(b. 1875–d. 1944) (r. 1892–1914) last khedive of Egypt After 1841, when Sultan Mahmud II (r. 1808–1839) made Mehmed Ali hereditary governor of Egypt, the political status of Egypt was complicated. It was still technically an Ottoman province but its governors, who later held the title of khedive (viceroy), enjoyed complete independence of action. Further complicating the situation, Great Britain occupied the country in 1882 and declared it a British protectorate, all the while asserting that the khedive governed Egypt as an Ottoman province. When the reigning khedive, Tawfiq, died in 1892, his son Abbas was only 17 years old and legally could not ascend the throne. But Lord Cromer, Egypt’s unofficial British governor, stepped in to suggest that according to the Muslim lunar calendar Abbas was, in fact, already 18. Legality aside, Abbas Hilmi assumed the title of khedive and received an imperial patent from Ottoman sultan Abdulhamid II (r. 1876–1909) confirming his office. Cromer’s intervention in his enthronement was emblematic of the troubled relationship that Abbas had with his country’s British occupiers. While he owed his throne to the British, he sought to establish his own independent course, especially when promoting Egyptian sovereignty over the recently conquered territory of Sudan. In 1894 Abbas clashed with Lord Kitchner, the British commander of the Egyptian army in the Sudan, and demanded his resignation. Again Lord Cromer intervened, and Kitchner remained in his post.
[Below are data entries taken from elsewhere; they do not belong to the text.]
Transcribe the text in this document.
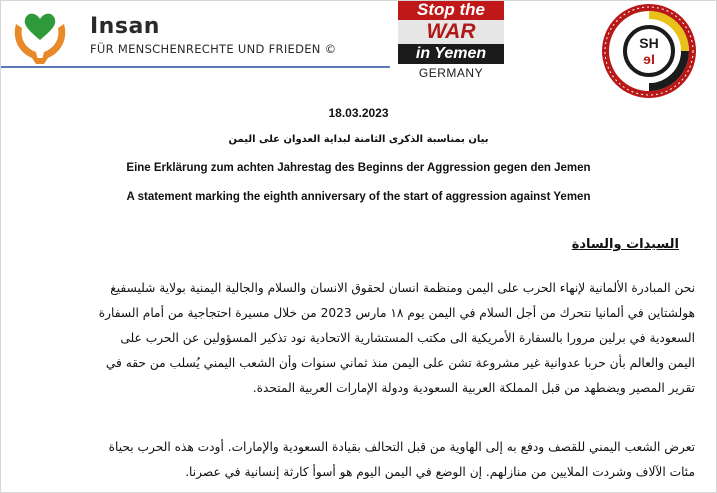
Insan
FÜR MENSCHENRECHTE UND FRIEDEN ©
Stop the
WAR
in Yemen
GERMANY
SH
ɘƖ
18.03.2023
بيان بمناسبة الذكرى الثامنة لبداية العدوان على اليمن
Eine Erklärung zum achten Jahrestag des Beginns der Aggression gegen den Jemen
A statement marking the eighth anniversary of the start of aggression against Yemen
السيدات والسادة
نحن المبادرة الألمانية لإنهاء الحرب على اليمن ومنظمة انسان لحقوق الانسان والسلام والجالية اليمنية بولاية شليسفيغ
هولشتاين في ألمانيا نتحرك من أجل السلام في اليمن يوم ١٨ مارس 2023 من خلال مسيرة احتجاجية من أمام السفارة
السعودية في برلين مرورا بالسفارة الأمريكية الى مكتب المستشارية الاتحادية نود تذكير المسؤولين عن الحرب على
اليمن والعالم بأن حربا عدوانية غير مشروعة تشن على اليمن منذ ثماني سنوات وأن الشعب اليمني يُسلب من حقه في
تقرير المصير ويضطهد من قبل المملكة العربية السعودية ودولة الإمارات العربية المتحدة.
تعرض الشعب اليمني للقصف ودفع به إلى الهاوية من قبل التحالف بقيادة السعودية والإمارات. أودت هذه الحرب بحياة
مئات الآلاف وشردت الملايين من منازلهم. إن الوضع في اليمن اليوم هو أسوأ كارثة إنسانية في عصرنا.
For the rest of his reign, Abbas Hilmi looked for allies who might get the British out of Egypt and thus help establish him as sole ruler of the country. Initially he contacted the French and the Ottomans for help; when neither seemed willing to take on the British over the question of who rightly governed Egypt, Abbas Hilmi turned to the Egyptian nationalists who were agitating for British withdrawal. Abbas supported several nationalist newspapers and for a time was a political ally of Mustafa Kamil (1874–1908), who became the founder of the National Party. He also consistently supported the Ottoman sultan Abdьlhamid II as the champion of Muslim countries’ resistance to European imperialism. But with the sultan’s fall from power in 1909, Abbas Hilmi developed a grander scheme that would designate him caliph of a revived Arab-Muslim empire.
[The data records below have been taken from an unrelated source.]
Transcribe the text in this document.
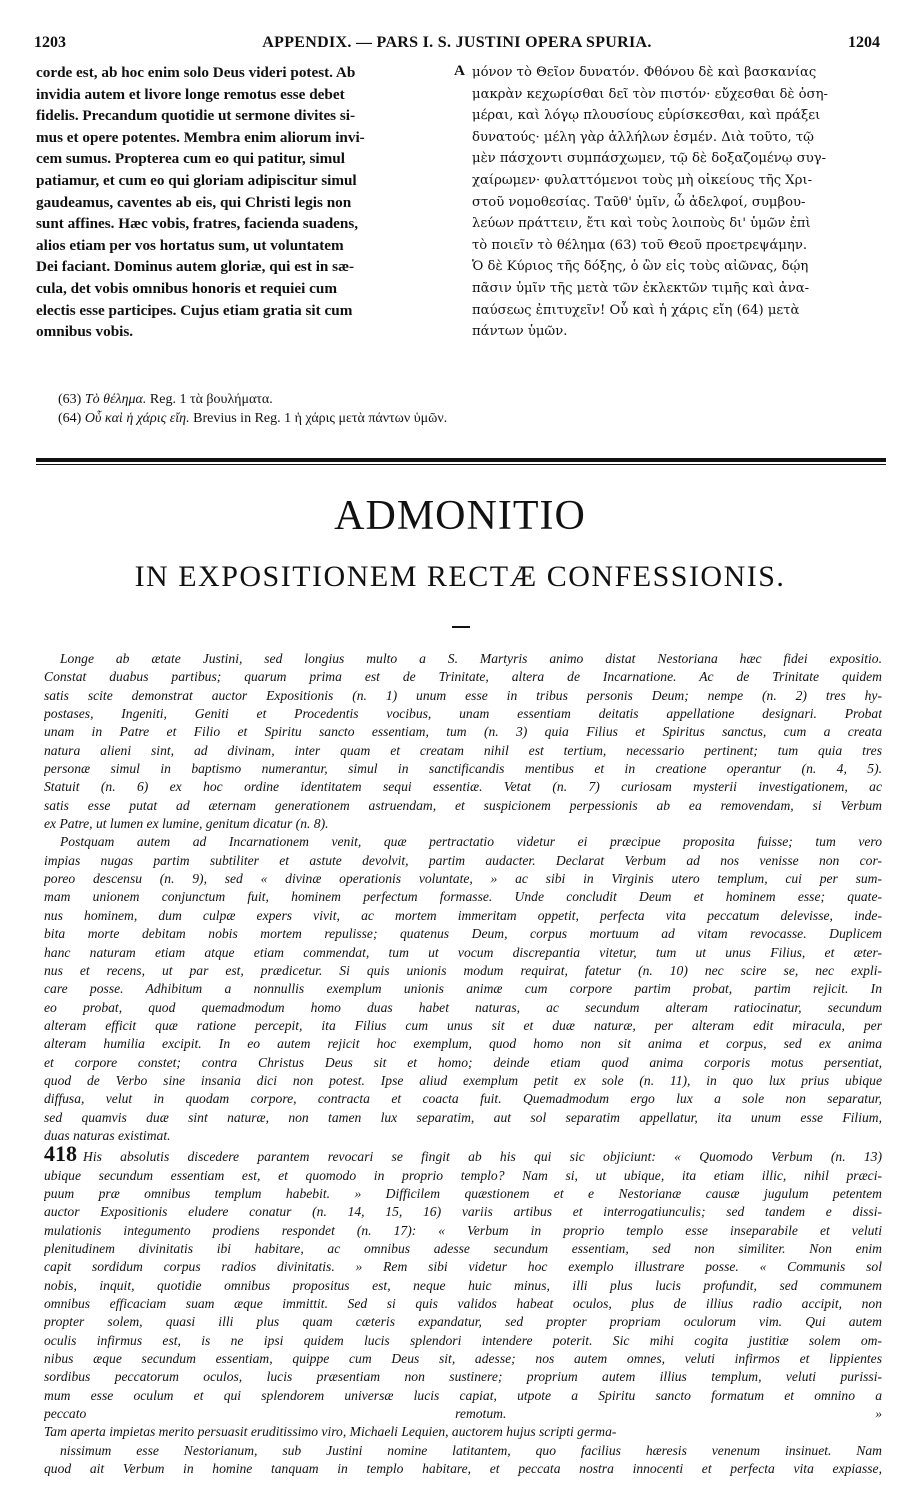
1203	APPENDIX. — PARS I. S. JUSTINI OPERA SPURIA.	1204
corde est, ab hoc enim solo Deus videri potest. Ab
invidia autem et livore longe remotus esse debet
fidelis. Precandum quotidie ut sermone divites si-
mus et opere potentes. Membra enim aliorum invi-
cem sumus. Propterea cum eo qui patitur, simul
patiamur, et cum eo qui gloriam adipiscitur simul
gaudeamus, caventes ab eis, qui Christi legis non
sunt affines. Hæc vobis, fratres, facienda suadens,
alios etiam per vos hortatus sum, ut voluntatem
Dei faciant. Dominus autem gloriæ, qui est in sæ-
cula, det vobis omnibus honoris et requiei cum
electis esse participes. Cujus etiam gratia sit cum
omnibus vobis.
A μόνον τὸ Θεῖον δυνατόν. Φθόνου δὲ καὶ βασκανίας
μακρὰν κεχωρίσθαι δεῖ τὸν πιστόν· εὔχεσθαι δὲ ὁση-
μέραι, καὶ λόγῳ πλουσίους εὑρίσκεσθαι, καὶ πράξει
δυνατούς· μέλη γὰρ ἀλλήλων ἐσμέν. Διὰ τοῦτο, τῷ
μὲν πάσχοντι συμπάσχωμεν, τῷ δὲ δοξαζομένῳ συγ-
χαίρωμεν· φυλαττόμενοι τοὺς μὴ οἰκείους τῆς Χρι-
στοῦ νομοθεσίας. Ταῦθ' ὑμῖν, ὦ ἀδελφοί, συμβου-
λεύων πράττειν, ἔτι καὶ τοὺς λοιποὺς δι' ὑμῶν ἐπὶ
τὸ ποιεῖν τὸ θέλημα (63) τοῦ Θεοῦ προετρεψάμην.
Ὁ δὲ Κύριος τῆς δόξης, ὁ ὢν εἰς τοὺς αἰῶνας, δῴη
πᾶσιν ὑμῖν τῆς μετὰ τῶν ἐκλεκτῶν τιμῆς καὶ ἀνα-
παύσεως ἐπιτυχεῖν! Οὗ καὶ ἡ χάρις εἴη (64) μετὰ
πάντων ὑμῶν.
(63) Τὸ θέλημα. Reg. 1 τὰ βουλήματα.
(64) Οὗ καὶ ἡ χάρις εἴη. Brevius in Reg. 1 ἡ χάρις μετὰ πάντων ὑμῶν.
ADMONITIO
IN EXPOSITIONEM RECTÆ CONFESSIONIS.
Longe ab ætate Justini, sed longius multo a S. Martyris animo distat Nestoriana hæc fidei expositio.
Constat duabus partibus; quarum prima est de Trinitate, altera de Incarnatione. Ac de Trinitate quidem
satis scite demonstrat auctor Expositionis (n. 1) unum esse in tribus personis Deum; nempe (n. 2) tres hy-
postases, Ingeniti, Geniti et Procedentis vocibus, unam essentiam deitatis appellatione designari. Probat
unam in Patre et Filio et Spiritu sancto essentiam, tum (n. 3) quia Filius et Spiritus sanctus, cum a creata
natura alieni sint, ad divinam, inter quam et creatam nihil est tertium, necessario pertinent; tum quia tres
personæ simul in baptismo numerantur, simul in sanctificandis mentibus et in creatione operantur (n. 4, 5).
Statuit (n. 6) ex hoc ordine identitatem sequi essentiæ. Vetat (n. 7) curiosam mysterii investigationem, ac
satis esse putat ad æternam generationem astruendam, et suspicionem perpessionis ab ea removendam, si Verbum
ex Patre, ut lumen ex lumine, genitum dicatur (n. 8).
Postquam autem ad Incarnationem venit, quæ pertractatio videtur ei præcipue proposita fuisse; tum vero
impias nugas partim subtiliter et astute devolvit, partim audacter. Declarat Verbum ad nos venisse non cor-
poreo descensu (n. 9), sed « divinæ operationis voluntate, » ac sibi in Virginis utero templum, cui per sum-
mam unionem conjunctum fuit, hominem perfectum formasse. Unde concludit Deum et hominem esse; quate-
nus hominem, dum culpæ expers vivit, ac mortem immeritam oppetit, perfecta vita peccatum delevisse, inde-
bita morte debitam nobis mortem repulisse; quatenus Deum, corpus mortuum ad vitam revocasse. Duplicem
hanc naturam etiam atque etiam commendat, tum ut vocum discrepantia vitetur, tum ut unus Filius, et æter-
nus et recens, ut par est, prædicetur. Si quis unionis modum requirat, fatetur (n. 10) nec scire se, nec expli-
care posse. Adhibitum a nonnullis exemplum unionis animæ cum corpore partim probat, partim rejicit. In
eo probat, quod quemadmodum homo duas habet naturas, ac secundum alteram ratiocinatur, secundum
alteram efficit quæ ratione percepit, ita Filius cum unus sit et duæ naturæ, per alteram edit miracula, per
alteram humilia excipit. In eo autem rejicit hoc exemplum, quod homo non sit anima et corpus, sed ex anima
et corpore constet; contra Christus Deus sit et homo; deinde etiam quod anima corporis motus persentiat,
quod de Verbo sine insania dici non potest. Ipse aliud exemplum petit ex sole (n. 11), in quo lux prius ubique
diffusa, velut in quodam corpore, contracta et coacta fuit. Quemadmodum ergo lux a sole non separatur,
sed quamvis duæ sint naturæ, non tamen lux separatim, aut sol separatim appellatur, ita unum esse Filium,
duas naturas existimat.
418 His absolutis discedere parantem revocari se fingit ab his qui sic objiciunt: « Quomodo Verbum (n. 13)
ubique secundum essentiam est, et quomodo in proprio templo? Nam si, ut ubique, ita etiam illic, nihil præci-
puum præ omnibus templum habebit. » Difficilem quæstionem et e Nestorianæ causæ jugulum petentem
auctor Expositionis eludere conatur (n. 14, 15, 16) variis artibus et interrogatiunculis; sed tandem e dissi-
mulationis integumento prodiens respondet (n. 17): « Verbum in proprio templo esse inseparabile et veluti
plenitudinem divinitatis ibi habitare, ac omnibus adesse secundum essentiam, sed non similiter. Non enim
capit sordidum corpus radios divinitatis. » Rem sibi videtur hoc exemplo illustrare posse. « Communis sol
nobis, inquit, quotidie omnibus propositus est, neque huic minus, illi plus lucis profundit, sed communem
omnibus efficaciam suam æque immittit. Sed si quis validos habeat oculos, plus de illius radio accipit, non
propter solem, quasi illi plus quam cæteris expandatur, sed propter propriam oculorum vim. Qui autem
oculis infirmus est, is ne ipsi quidem lucis splendori intendere poterit. Sic mihi cogita justitiæ solem om-
nibus æque secundum essentiam, quippe cum Deus sit, adesse; nos autem omnes, veluti infirmos et lippientes
sordibus peccatorum oculos, lucis præsentiam non sustinere; proprium autem illius templum, veluti purissi-
mum esse oculum et qui splendorem universæ lucis capiat, utpote a Spiritu sancto formatum et omnino a
peccato remotum. »
Tam aperta impietas merito persuasit eruditissimo viro, Michaeli Lequien, auctorem hujus scripti germa-
nissimum esse Nestorianum, sub Justini nomine latitantem, quo facilius hæresis venenum insinuet. Nam
quod ait Verbum in homine tanquam in templo habitare, et peccata nostra innocenti et perfecta vita expiasse,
The khedives often spent their summers in Turkish Istanbul, and Abbas Hilmi chose do so in the summer of 1914. When the Ottoman Empire entered World War I (1914–18) as an ally of Germany on October 29, 1914, Abbas did not immediately return to Egypt, thus raising British concerns about his intentions and loyalties. When the khedive finally returned to Cairo in December, the British quickly acted by declaring unilaterally on December 18, 1914 that Egypt was independent of the Ottoman Empire, but still a British protectorate. The next day the British deposed Abbas Hilmi in favor of his uncle, Husayn Kamil (1853–1917), who was given the title sultan of Egypt. Egypt’s place as a part of the Ottoman Empire had come abruptly to an end.